Challenge, Movement

TOP 3 CORE EXERCISES

Chests lifts are a fundamental core exercise we use to activate our deep abdominal muscles, connect our breath to our movements and strengthen our core muscles. Chest lifts are the building blocks of solid and defined abs. Layering is a technique we use to progress our movements, fatigue our muscles and create change in our body. When we layer our chest lifts, we have the ability to transform a strong core into a toned core.

Here are 3 progressions to your chest lift, to make all the difference to your body. Place your small ball beneath your shoulder blades, have your knees bent and hold your head heavy in your hands, leaning back and over the ball. It is essential to maintain a neutral spine position for the duration of this sequence.

Chest Lifts in Table Top

Progressing from the fundamental chest lift position, gentle lift both legs into a table top position. Just by holding this position, you will feel a deeper connection in your abdominals. Inhale to prepare and as you exhale, lift your chest towards the ceiling as you would perform a usual chest lifts. In this position, you are working harder to engage and stabilise your core.

Repeat 3 sets of 10.

Chest Lift Hold with Toe Taps

Maintaining this table top position, this time you will hold your chest lifted, maintaining neutral spine and begin to tap your toe down towards the mat. Gentle tap the mat before drawing your knee and leg back into tabletop position. Alternate legs.

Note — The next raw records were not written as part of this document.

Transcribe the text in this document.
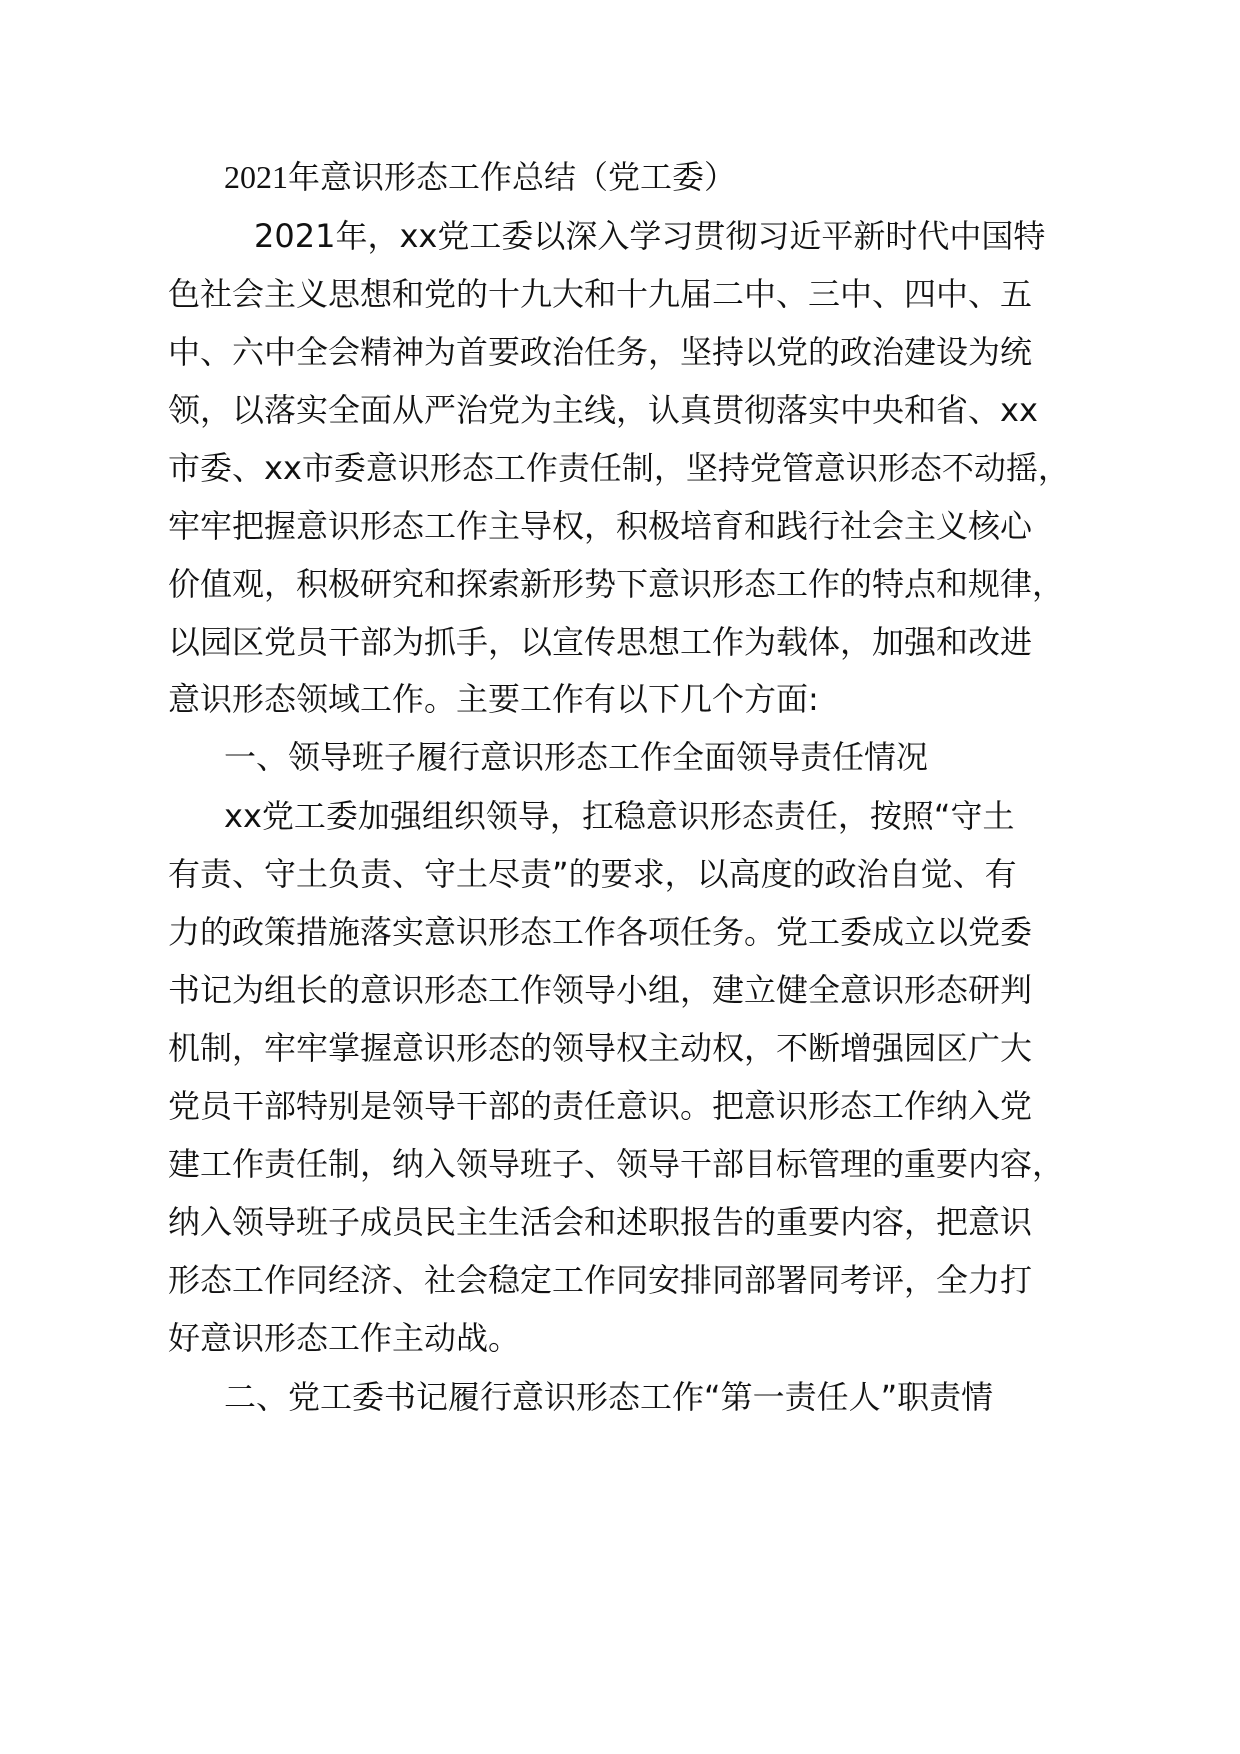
2021年意识形态工作总结（党工委）
2021年，xx党工委以深入学习贯彻习近平新时代中国特
色社会主义思想和党的十九大和十九届二中、三中、四中、五
中、六中全会精神为首要政治任务，坚持以党的政治建设为统
领，以落实全面从严治党为主线，认真贯彻落实中央和省、xx
市委、xx市委意识形态工作责任制，坚持党管意识形态不动摇，
牢牢把握意识形态工作主导权，积极培育和践行社会主义核心
价值观，积极研究和探索新形势下意识形态工作的特点和规律，
以园区党员干部为抓手，以宣传思想工作为载体，加强和改进
意识形态领域工作。主要工作有以下几个方面:
一、领导班子履行意识形态工作全面领导责任情况
xx党工委加强组织领导，扛稳意识形态责任，按照“守土
有责、守土负责、守土尽责”的要求，以高度的政治自觉、有
力的政策措施落实意识形态工作各项任务。党工委成立以党委
书记为组长的意识形态工作领导小组，建立健全意识形态研判
机制，牢牢掌握意识形态的领导权主动权，不断增强园区广大
党员干部特别是领导干部的责任意识。把意识形态工作纳入党
建工作责任制，纳入领导班子、领导干部目标管理的重要内容，
纳入领导班子成员民主生活会和述职报告的重要内容，把意识
形态工作同经济、社会稳定工作同安排同部署同考评，全力打
好意识形态工作主动战。
二、党工委书记履行意识形态工作“第一责任人”职责情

Repeat 3 sets of 10, alternating legs.

Chest Lifts with Toe Taps

Now we will combine both movements for the ultimate abdominal connection and burn. Start in a tabletop position with your head heavy, leaning back and over the ball. Inhale and take one toe down towards the mat, exhale as you tap the mat and begin to bring your leg back into tabletop, as you lift your chest up towards the ceiling. Hold everything at the top, before repeating the movement on the other leg. Your chest and legs are moving simultaneously, away from each other and then pulling together.

Repeat 3 sets of 10. Take breaks between to reset your neutral spine position. Remember to breath with each movement and allow your breath to help you reach that little bit higher, or hold for that little bit longer.